Dear Provost, Canons, Fathers, brothers and sisters
This evening we gather with our Cathedral Canons for our bi-annual chapter and, once again, it is with the special joy of raising two of our senior priests of the diocese to the order of Canon so as to make complete once again our Cathedral Chapter.
We gather, fittingly, on the Feast of Saint Patrick. It is a fitting feast, not only because it allows us – so I am told - to relax our Lenten abstinence and enjoy the festivities, but really because both Fr Oliver and Fr Tom, our new canons, are priests given to our Church by Ireland and St. Patrick’s College Thurles; even from its premier county of Tipperary.
The Scriptures for Mass always provide a guiding light for us and it is no less the case this evening.
In the first reading Peter alerts us to the truth that, ‘Everything is coming to an end’. Frs. Oliver and Tom I would not want you to think that becoming a canon means you are old and no more than a step away from pushing up the daisies. I would want you, instead, to think of this step in your priestly lives as representing more a culmination of all that has been rather than the end of anything new to come. St. Peter goes reminds you, at this stage of your priesthood, that our people hope to find in you shepherds now calm and sober in mind. They hope to find you fathers who love them sincerely and, as often as they do, they will be ready to excuse any small human weaknesses that remain. They hope to find your arms wide open to welcome them into your parishes cheerfully. By now you know yourselves well enough to appreciate the special gifts you have been given for the building up of the Church and, more importantly, how to use them in service of the Church, as good stewards responsible not just of natural talents, but of supernatural graces given you by God Himself. You are not to use them for your own advancement.
In the Gospel Jesus reminds you how it is simply by doing well the simple, day today, mundane things of your priestly lives, and out of trusting obedience to Jesus, that you will see wonderful things happen. Saint Peter’s heart was open to allowing Jesus into his life and work, and he was obedient to the simple command of Jesus to put out his nets for a catch. He did not insist upon his own professional estimation of the advice Jesus gave or he would have caught nothing. But because he listened attentively to the voice of the Lord and trustfully carried out God’s will he found it has surprising effects in his ministry, and an even more profound effect in his ongoing conversion to God. He discovered how Jesus does not care too much that we are sinners. He can cope with that. What He does need, and insists upon, is that we are neither too proud or fearful to trust Him, to leave our personal security behind, and to submit to His plans for our lives.

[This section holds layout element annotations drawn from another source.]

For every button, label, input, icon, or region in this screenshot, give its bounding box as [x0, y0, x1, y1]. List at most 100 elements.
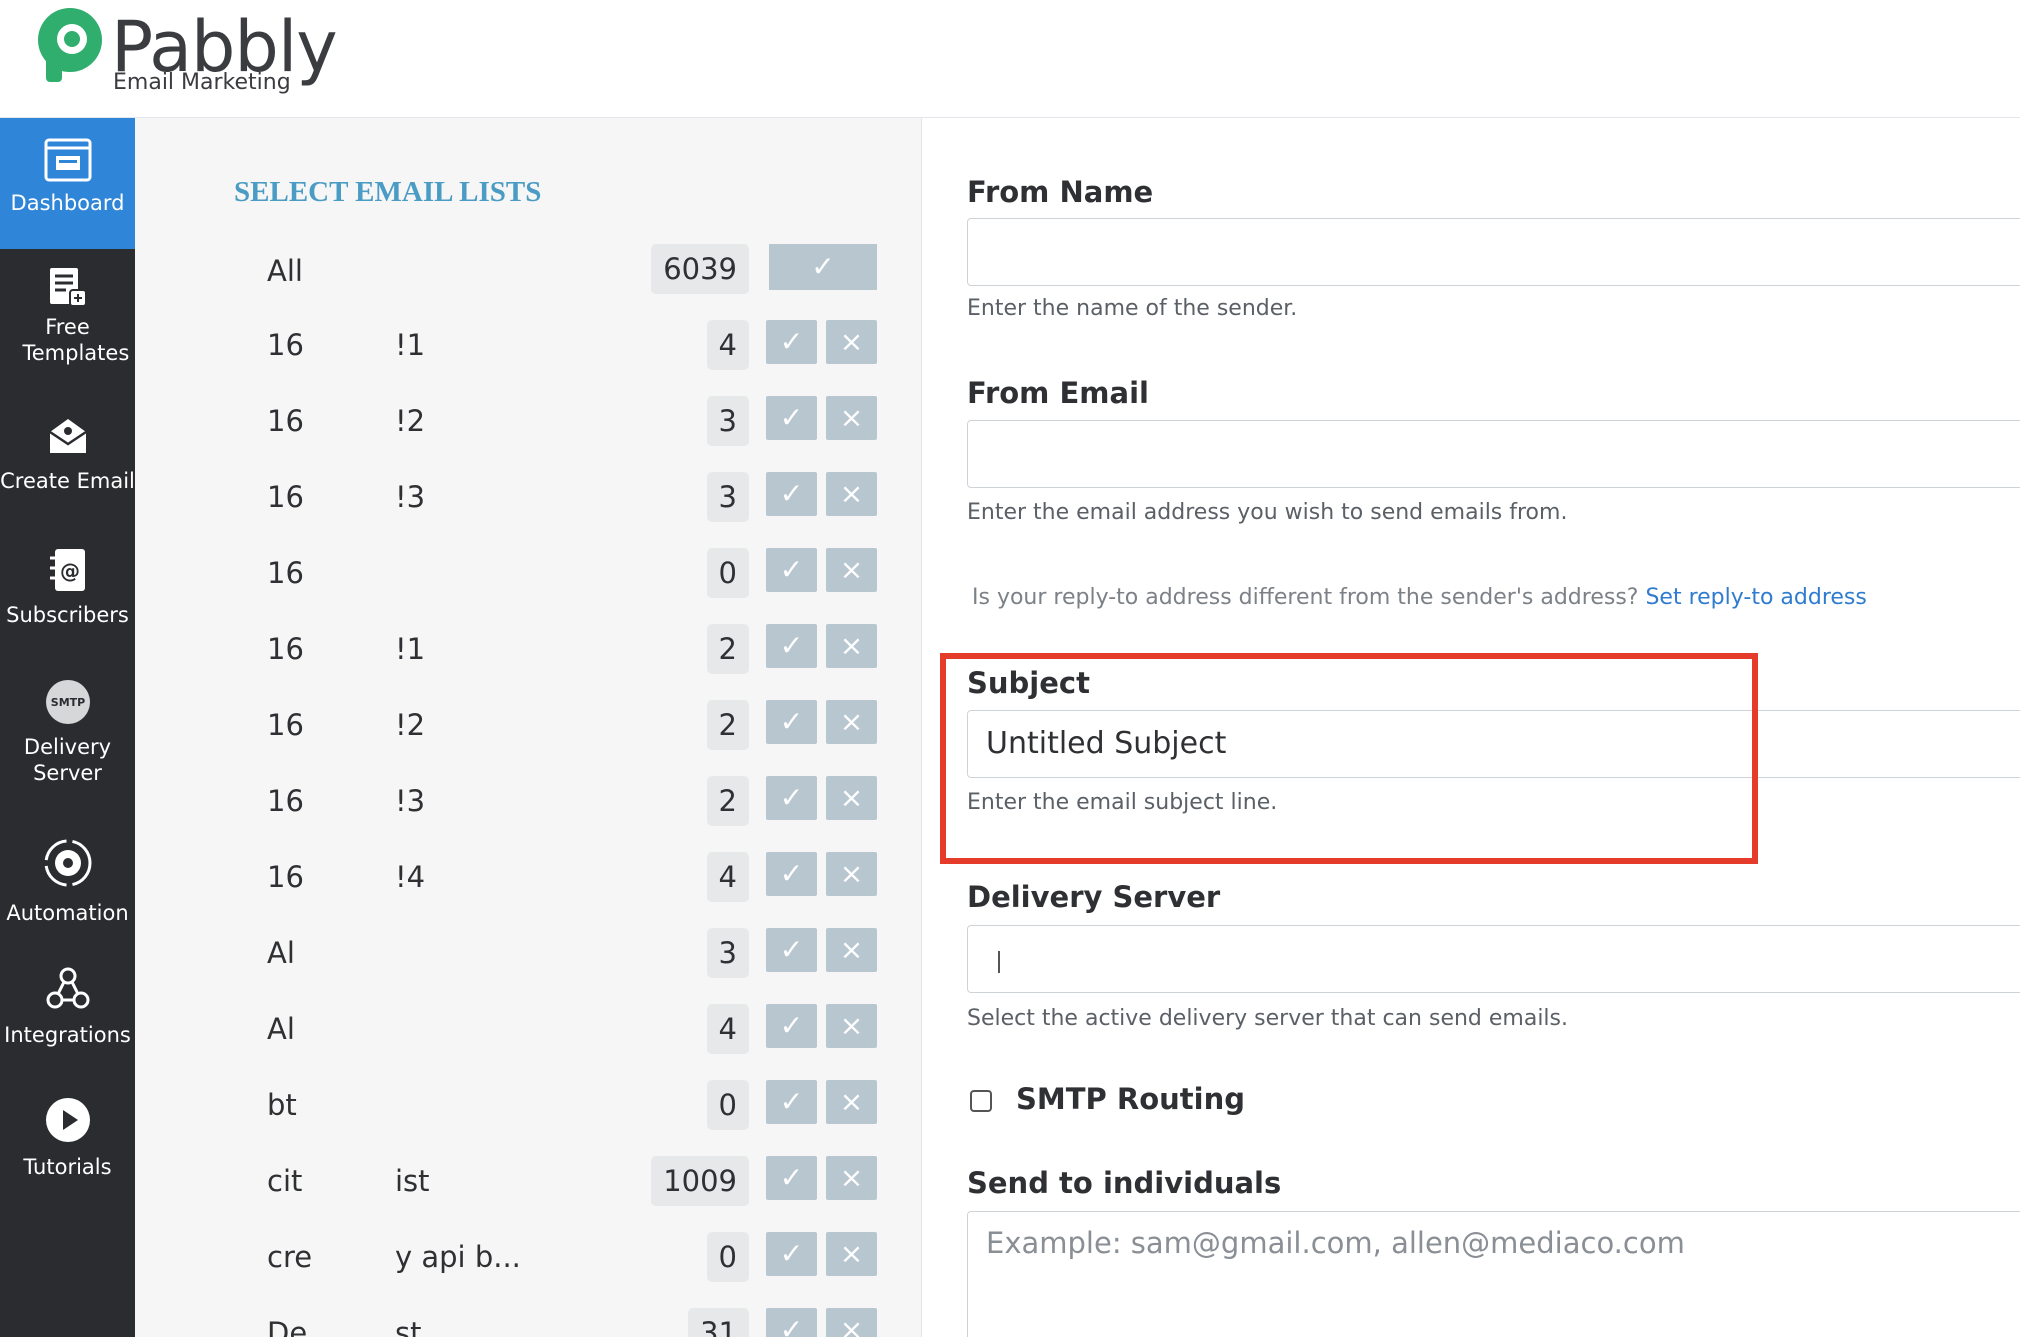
- list-name: 16: [267, 328, 304, 362]
- reply-to-question: Is your reply-to address different from …: [972, 585, 1639, 610]
- sidebar: Dashboard Free Templates Create Email @: [0, 118, 135, 1337]
- text-cursor: [998, 951, 1000, 973]
- list-name: 16: [267, 708, 304, 742]
- exclude-list-button[interactable]: ×: [826, 472, 877, 516]
- exclude-list-button[interactable]: ×: [826, 700, 877, 744]
- list-row: De st 31 ✓ ×: [135, 1304, 922, 1337]
- include-list-button[interactable]: ✓: [766, 776, 817, 820]
- delivery-server-select[interactable]: [967, 925, 2020, 993]
- list-count: 4: [706, 1004, 749, 1054]
- list-name-suffix: !1: [395, 632, 426, 666]
- pabbly-logo[interactable]: Pabbly Email Marketing: [32, 6, 338, 102]
- exclude-list-button[interactable]: ×: [826, 1156, 877, 1200]
- list-row: 16 !2 3 ✓ ×: [135, 392, 922, 452]
- send-to-individuals-input[interactable]: Example: sam@gmail.com, allen@mediaco.co…: [967, 1211, 2020, 1337]
- sidebar-item-automation[interactable]: Automation: [0, 836, 135, 946]
- delivery-server-label: Delivery Server: [967, 880, 1221, 914]
- exclude-list-button[interactable]: ×: [826, 928, 877, 972]
- sidebar-item-label: Delivery Server: [23, 735, 112, 785]
- list-count: 31: [688, 1308, 749, 1337]
- include-list-button[interactable]: ✓: [766, 700, 817, 744]
- exclude-list-button[interactable]: ×: [826, 624, 877, 668]
- svg-text:SMTP: SMTP: [50, 696, 84, 709]
- include-list-button[interactable]: ✓: [766, 320, 817, 364]
- include-list-button[interactable]: ✓: [766, 1308, 817, 1337]
- list-count: 2: [706, 624, 749, 674]
- list-count: 3: [706, 472, 749, 522]
- list-name-suffix: !4: [395, 860, 426, 894]
- list-row: 16 !3 3 ✓ ×: [135, 468, 922, 528]
- automation-icon: [44, 839, 91, 887]
- include-list-button[interactable]: ✓: [766, 928, 817, 972]
- set-reply-to-link[interactable]: Set reply-to address: [1645, 585, 1866, 610]
- list-name: Al: [267, 936, 295, 970]
- sidebar-item-subscribers[interactable]: @ Subscribers: [0, 546, 135, 646]
- list-count: 3: [706, 928, 749, 978]
- smtp-routing-label: SMTP Routing: [1016, 1082, 1245, 1116]
- subscribers-icon: @: [49, 549, 85, 591]
- select-all-button[interactable]: ✓: [769, 244, 877, 290]
- list-row: bt 0 ✓ ×: [135, 1076, 922, 1136]
- include-list-button[interactable]: ✓: [766, 1156, 817, 1200]
- include-list-button[interactable]: ✓: [766, 1232, 817, 1276]
- sidebar-item-integrations[interactable]: Integrations: [0, 966, 135, 1076]
- list-name-suffix: !3: [395, 784, 426, 818]
- exclude-list-button[interactable]: ×: [826, 852, 877, 896]
- list-name: 16: [267, 784, 304, 818]
- sidebar-item-label: Integrations: [4, 1023, 131, 1047]
- list-name-suffix: ist: [395, 1164, 430, 1198]
- include-list-button[interactable]: ✓: [766, 1004, 817, 1048]
- list-row-all: All 6039 ✓: [135, 240, 922, 300]
- email-lists-panel: SELECT EMAIL LISTS All 6039 ✓ 16 !1 4 ✓ …: [135, 118, 922, 1337]
- from-email-input[interactable]: [967, 420, 2020, 488]
- list-name-suffix: !1: [395, 328, 426, 362]
- app-header: Pabbly Email Marketing: [0, 0, 2020, 118]
- exclude-list-button[interactable]: ×: [826, 1308, 877, 1337]
- list-row: 16 !1 4 ✓ ×: [135, 316, 922, 376]
- list-name-suffix: y api b...: [395, 1240, 521, 1274]
- list-count: 6039: [651, 244, 749, 294]
- exclude-list-button[interactable]: ×: [826, 548, 877, 592]
- from-name-help: Enter the name of the sender.: [967, 296, 1298, 321]
- from-name-input[interactable]: [967, 218, 2020, 286]
- exclude-list-button[interactable]: ×: [826, 1232, 877, 1276]
- include-list-button[interactable]: ✓: [766, 1080, 817, 1124]
- svg-text:@: @: [60, 559, 80, 583]
- sidebar-item-label: Free Templates: [22, 315, 130, 365]
- sidebar-item-label: Subscribers: [6, 603, 129, 627]
- list-count: 2: [706, 700, 749, 750]
- list-count: 0: [706, 548, 749, 598]
- list-name: bt: [267, 1088, 297, 1122]
- send-to-individuals-label: Send to individuals: [967, 1166, 1282, 1200]
- smtp-routing-checkbox[interactable]: [970, 1090, 992, 1112]
- list-name: 16: [267, 860, 304, 894]
- exclude-list-button[interactable]: ×: [826, 320, 877, 364]
- list-row: 16 !1 2 ✓ ×: [135, 620, 922, 680]
- sidebar-item-create-email[interactable]: Create Email: [0, 416, 135, 516]
- include-list-button[interactable]: ✓: [766, 396, 817, 440]
- sidebar-item-tutorials[interactable]: Tutorials: [0, 1096, 135, 1206]
- exclude-list-button[interactable]: ×: [826, 396, 877, 440]
- exclude-list-button[interactable]: ×: [826, 776, 877, 820]
- include-list-button[interactable]: ✓: [766, 852, 817, 896]
- email-lists-title: SELECT EMAIL LISTS: [234, 176, 542, 208]
- sidebar-item-label: Dashboard: [10, 191, 125, 215]
- pabbly-p-icon: [38, 8, 102, 82]
- dashboard-icon: [44, 138, 91, 182]
- include-list-button[interactable]: ✓: [766, 548, 817, 592]
- exclude-list-button[interactable]: ×: [826, 1080, 877, 1124]
- include-list-button[interactable]: ✓: [766, 472, 817, 516]
- delivery-server-help: Select the active delivery server that c…: [967, 1006, 1569, 1031]
- templates-icon: [49, 268, 87, 307]
- include-list-button[interactable]: ✓: [766, 624, 817, 668]
- play-icon: [45, 1098, 90, 1142]
- sidebar-item-delivery-server[interactable]: SMTP Delivery Server: [0, 678, 135, 808]
- sidebar-item-dashboard[interactable]: Dashboard: [0, 118, 135, 249]
- list-name: All: [267, 254, 303, 288]
- subject-highlight-box: [940, 653, 1758, 864]
- from-name-label: From Name: [967, 175, 1154, 209]
- sidebar-item-free-templates[interactable]: Free Templates: [0, 266, 135, 386]
- exclude-list-button[interactable]: ×: [826, 1004, 877, 1048]
- from-email-help: Enter the email address you wish to send…: [967, 500, 1568, 525]
- list-count: 4: [706, 320, 749, 370]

In this priestly challenge you have a fine example in St. Patrick, the patron of the college where your priestly vocation was forged. Born just over the Erskine bridge, he was captured by pirates when no more than a boy and taken to Ireland as a slave and to herd and tend sheep. But in that strange land of pagans and Druids Patrick turned to God and found Him near. In
The Confession he wrote about how: "
The love and fear of God grew in me more and more, as did the faith, and my soul was raised so high that in a single day I said as many as a hundred prayers, and in the night nearly the same. I prayed in the woods and on the mountain, even before dawn. I felt no hurt from the snow or ice or rain."
Though he escaped when he was twenty and returned home to his family he could not get Ireland out of his mind and, in a vision, heard the voice of the Irish crying out to him to come and walk among them again. The vision prompted his priestly vocation and led him to return to Ireland, now as a bishop, to bring the Gospel to the Irish and, in time, convert the whole of that fair land. We know of his fabled miracles and great victories but the more realistic truth was surely of a forty year ministry lived, we know, in poverty, constantly on the missionary road, enduring much suffering and, in the few spare hours allowed him writing, the tale of his passionate love for His Triune God and beloved Christ.
What we remember most of all about Patrick was a humble, pious, gentle man, whose love and total devotion to and trust in God is a radiant example to each of us even to this day. So complete was his trust in God, and his conviction of the importance of his mission to tell of Jesus, that he feared nothing -not even death. Patrick was a priest who walked with Christ every day of his life, expressed himself in his lovely hymn, "
Christ be within me, Christ behind me, Christ before me, Christ beside me, Christ to win me, Christ to comfort and restore me, Christ beneath me, Christ above me, Christ inquired, Christ in danger, Christ in hearts of all that love me, Christ in mouth of friend and stranger."
Frs. Oliver and Tom you stand before us today,
alumni of St. Patrick's College, Thurles and you are elevated this evening as sons of St. Patrick himself. Thurles was founded
for the purpose of founding a college to provide a liberal education of catholic youth destined for the priesthood and, by the turn of the third millennium, had ordained over 1,500 men for the priesthood, a large number of whom left Ireland to distinguish themselves as priests and bishops in other countries like you. Following your friend Bishop Brian McGee who graduated from Thurles with you, you represent the latest to be distinguished in that fine line and we are proud and honoured to install you in our Paisley Chapter of Canons.
May the blessed Mother Mary intercede for you, Her Son’s lowly servants in the mission, raised now closer to the heart and mission of our Lord, Jesus Christ.